= Hauptvermutung =

Refuted conjecture of geometric topology

The Hauptvermutung (Note: German for main conjecture. It is an abbreviation for die Hauptvermutung der kombinatorischen Topologie, which translates as the main conjecture of combinatorial topology.) of geometric topology is a now refuted conjecture asking whether any two triangulations of a triangulable space have subdivisions that are combinatorially equivalent, i.e. the subdivided triangulations are built up in the same combinatorial pattern.
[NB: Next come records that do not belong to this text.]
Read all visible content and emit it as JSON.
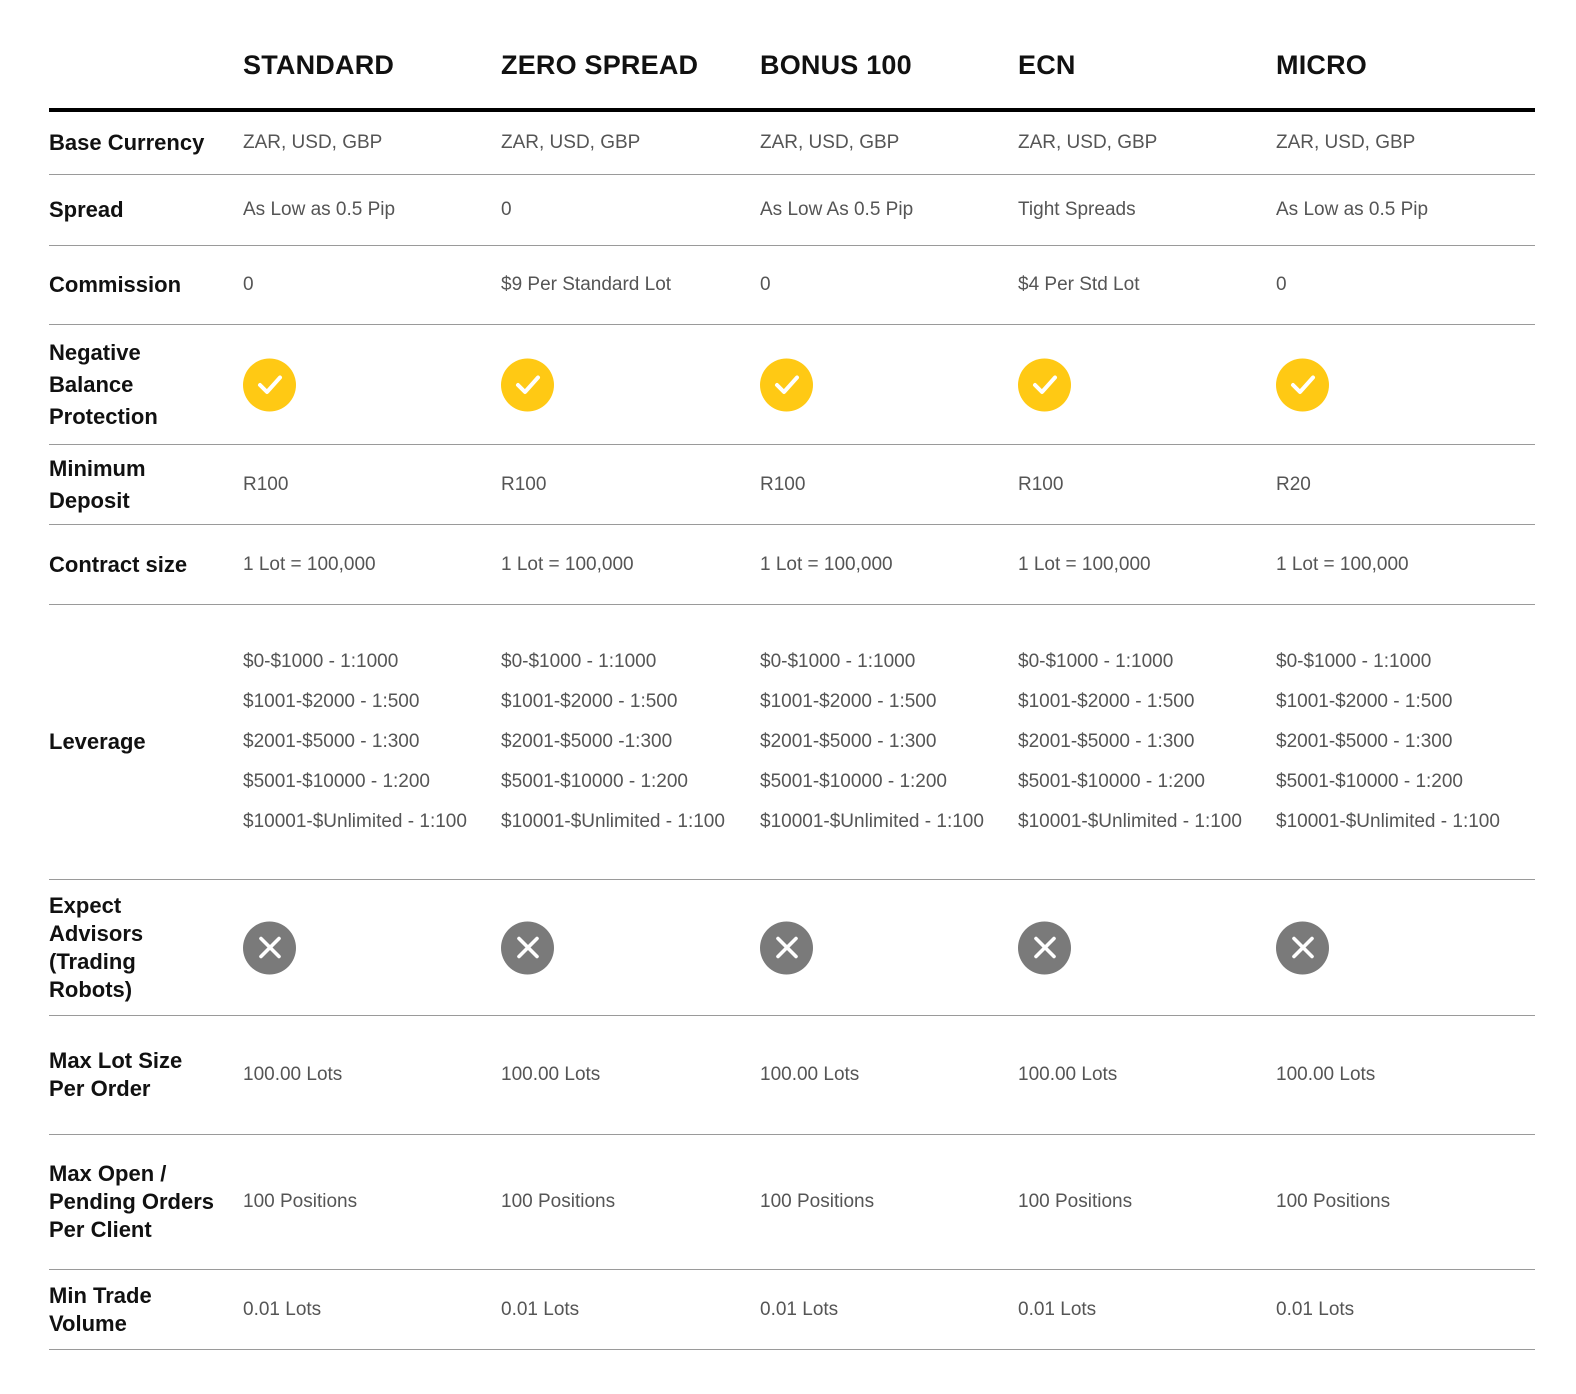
{
  "colors": {
    "check": "#FFC914",
    "cross": "#7A7A7A",
    "header_rule": "#000000",
    "row_rule": "#9A9A9A",
    "label_text": "#111111",
    "value_text": "#555555"
  },
  "columns": [
    "STANDARD",
    "ZERO SPREAD",
    "BONUS 100",
    "ECN",
    "MICRO"
  ],
  "rows": {
    "base_currency": {
      "label": "Base Currency",
      "values": [
        "ZAR, USD, GBP",
        "ZAR, USD, GBP",
        "ZAR, USD, GBP",
        "ZAR, USD, GBP",
        "ZAR, USD, GBP"
      ]
    },
    "spread": {
      "label": "Spread",
      "values": [
        "As Low as 0.5 Pip",
        "0",
        "As Low As 0.5 Pip",
        "Tight Spreads",
        "As Low as 0.5 Pip"
      ]
    },
    "commission": {
      "label": "Commission",
      "values": [
        "0",
        "$9 Per Standard Lot",
        "0",
        "$4 Per Std Lot",
        "0"
      ]
    },
    "negative_balance": {
      "label_lines": [
        "Negative",
        "Balance",
        "Protection"
      ],
      "icons": [
        "check-icon",
        "check-icon",
        "check-icon",
        "check-icon",
        "check-icon"
      ]
    },
    "minimum_deposit": {
      "label_lines": [
        "Minimum",
        "Deposit"
      ],
      "values": [
        "R100",
        "R100",
        "R100",
        "R100",
        "R20"
      ]
    },
    "contract_size": {
      "label": "Contract size",
      "values": [
        "1 Lot = 100,000",
        "1 Lot = 100,000",
        "1 Lot = 100,000",
        "1 Lot = 100,000",
        "1 Lot = 100,000"
      ]
    },
    "leverage": {
      "label": "Leverage",
      "values": [
        [
          "$0-$1000 - 1:1000",
          "$1001-$2000 - 1:500",
          "$2001-$5000 - 1:300",
          "$5001-$10000 - 1:200",
          "$10001-$Unlimited - 1:100"
        ],
        [
          "$0-$1000 - 1:1000",
          "$1001-$2000 - 1:500",
          "$2001-$5000 -1:300",
          "$5001-$10000 - 1:200",
          "$10001-$Unlimited - 1:100"
        ],
        [
          "$0-$1000 -  1:1000",
          "$1001-$2000 - 1:500",
          "$2001-$5000 - 1:300",
          "$5001-$10000 - 1:200",
          "$10001-$Unlimited - 1:100"
        ],
        [
          "$0-$1000 -  1:1000",
          "$1001-$2000 - 1:500",
          "$2001-$5000 - 1:300",
          "$5001-$10000 - 1:200",
          "$10001-$Unlimited - 1:100"
        ],
        [
          "$0-$1000 -  1:1000",
          "$1001-$2000 - 1:500",
          "$2001-$5000 - 1:300",
          "$5001-$10000 - 1:200",
          "$10001-$Unlimited - 1:100"
        ]
      ]
    },
    "expert_advisors": {
      "label_lines": [
        "Expect",
        "Advisors",
        "(Trading",
        "Robots)"
      ],
      "icons": [
        "cross-icon",
        "cross-icon",
        "cross-icon",
        "cross-icon",
        "cross-icon"
      ]
    },
    "max_lot_size": {
      "label_lines": [
        "Max Lot Size",
        "Per Order"
      ],
      "values": [
        "100.00 Lots",
        "100.00 Lots",
        "100.00 Lots",
        "100.00 Lots",
        "100.00 Lots"
      ]
    },
    "max_open_orders": {
      "label_lines": [
        "Max Open /",
        "Pending Orders",
        "Per Client"
      ],
      "values": [
        "100 Positions",
        "100 Positions",
        "100 Positions",
        "100 Positions",
        "100 Positions"
      ]
    },
    "min_trade_volume": {
      "label_lines": [
        "Min Trade",
        "Volume"
      ],
      "values": [
        "0.01 Lots",
        "0.01 Lots",
        "0.01 Lots",
        "0.01 Lots",
        "0.01 Lots"
      ]
    }
  }
}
It was originally formulated as a conjecture in 1908 by Ernst Steinitz and Heinrich Franz Friedrich Tietze, but it is now known to be false.

==History==
The non-manifold version was disproved by John Milnor in 1961 using Reidemeister torsion.

The manifold version is true in dimensions $m\le 3$. The cases $m = 2$ and $3$ were proved by Tibor Radó and Edwin E. Moise in the 1920s and 1950s, respectively.

An obstruction to the manifold version was formulated by Andrew Casson and Dennis Sullivan in 1967–69 (originally in the simply-connected case), using the Rochlin invariant and the cohomology group $H^3(M;\mathbb{Z}/2\mathbb{Z})$.

In dimension $m \ge 5$, a homeomorphism $f \colon N \to M$ of m-dimensional piecewise linear manifolds has an invariant $\kappa(f) \in H^3(M;\Z/2\Z)$ such that $f$ is isotopic to a piecewise linear (PL) homeomorphism if and only if $\kappa(f) = 0$. In the simply-connected case and with $m \ge 5$, $f$ is homotopic to a PL homeomorphism if and only if $[\kappa(f)] = 0 \in [M,G/{\rm PL}]$.

This quantity $\kappa(f)$ is now seen as a relative version of the triangulation obstruction of Robion Kirby and Laurent C. Siebenmann, obtained in 1970. The Kirby–Siebenmann obstruction is defined for any compact m-dimensional topological manifold M
$\kappa(M)\in H^4(M;\Z/2\Z)$
again using the Rochlin invariant. For $m\ge 5$, the manifold M has a PL structure (i.e., it can be triangulated by a PL manifold) if and only if $\kappa(M) = 0$, and if this obstruction is 0, the PL structures are parametrized by $H^3(M;\Z/2\Z)$. In particular there are only a finite number of essentially distinct PL structures on M.

For compact simply-connected manifolds of dimension 4, Simon Donaldson found examples with an infinite number of inequivalent PL structures, and Michael Freedman found the E8 manifold which not only has no PL structure, but (by work of Casson) is not even homeomorphic to a simplicial complex.

In 2013, Ciprian Manolescu proved that there exist compact topological manifolds of dimension 5 (and hence of any dimension greater than 5) that are not homeomorphic to a simplicial complex. Thus Casson's example illustrates a more general phenomenon that is not merely limited to dimension 4.